Hydrogen internal combustion is a far more rugged solution, but has its own issues. On first examination it would appear that injecting H2 into a combustion chamber would be relatively easy, but the very nature of the fuel creates issues and drawbacks far different to those of diesel or petrol.

That said, the tech needed to support successful H2 internal combustion is now at a point where the solution is becoming a viable, reliable proposition. Only recently, MAN Truck & Bus reported that it would start production of the hTGX heavy-duty truck in limited numbers using an H2 ICE. Not long after, Volvo announced it was to start testing of trucks using similar tech.

With these examples, and the development of H2 ICEs by the likes of JCB, Deutz, Liebherr and others, it would seem that the solution is destined for use in the off-highway machine and on-highway transport sectors, with some marine likely to feature in the mix.

But not so – in a deviation from our usual coverage, we present the Alpine Alpenglow Hy4. Beyond the track-oriented looks, the Alpenglow shares tech with both the MAN and Volvo trucks noted above, in that it uses a four-cylinder hydrogen ICE.

Three onboard tanks store compressed hydrogen - liquid hydrogen version is planned Three onboard tanks store compressed hydrogen - liquid hydrogen version is planned (Photo: Alpine)

The 2.0-litre turbo direct injection engine delivers 340 bhp (approx. 250 kW) at 7,000 rpm, which can take the car to a top speed of 167 mph (270 km/h).
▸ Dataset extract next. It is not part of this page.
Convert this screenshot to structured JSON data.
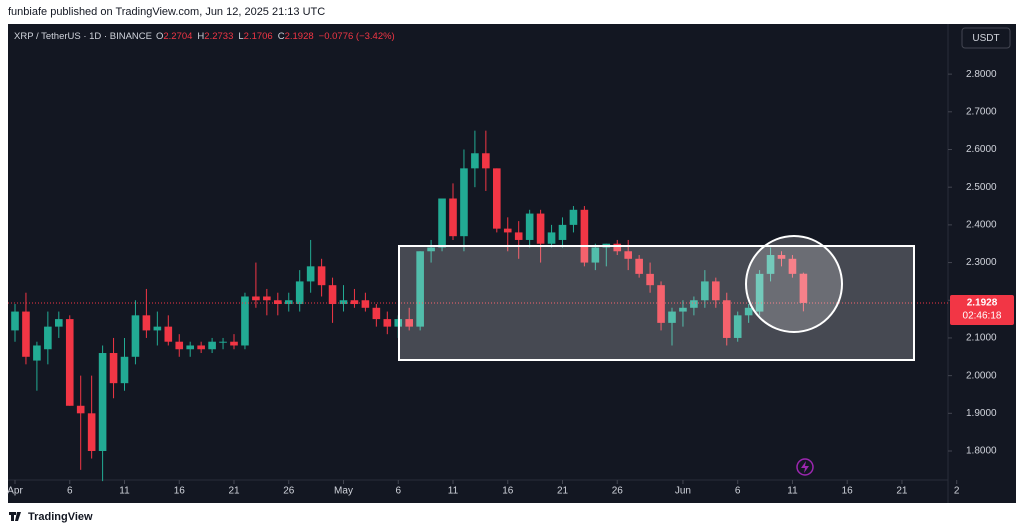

Based on an LMP 3 chassis, the model has three 55-litre fuel tanks for storage of compressed hydrogen. A water injection system is used for ‘combustion moderation’ (read: cooling of the combustion chamber), while also helping to reduce NOx output.

Alpine describes the Alpenglow as a ‘seminal’ concept – in addition to this inline four-cylinder H2 ICE, development of a V6 variant is evidently now underway.

Whether the tech featured in this racer makes its way into passenger models from Alpine – a brand within the Renault Group – we will have to wait and see. But what is the point of concept cars, if not to test proof of concept? It’s possible that hydrogen ICEs will feature in more than machines and trucks of the future.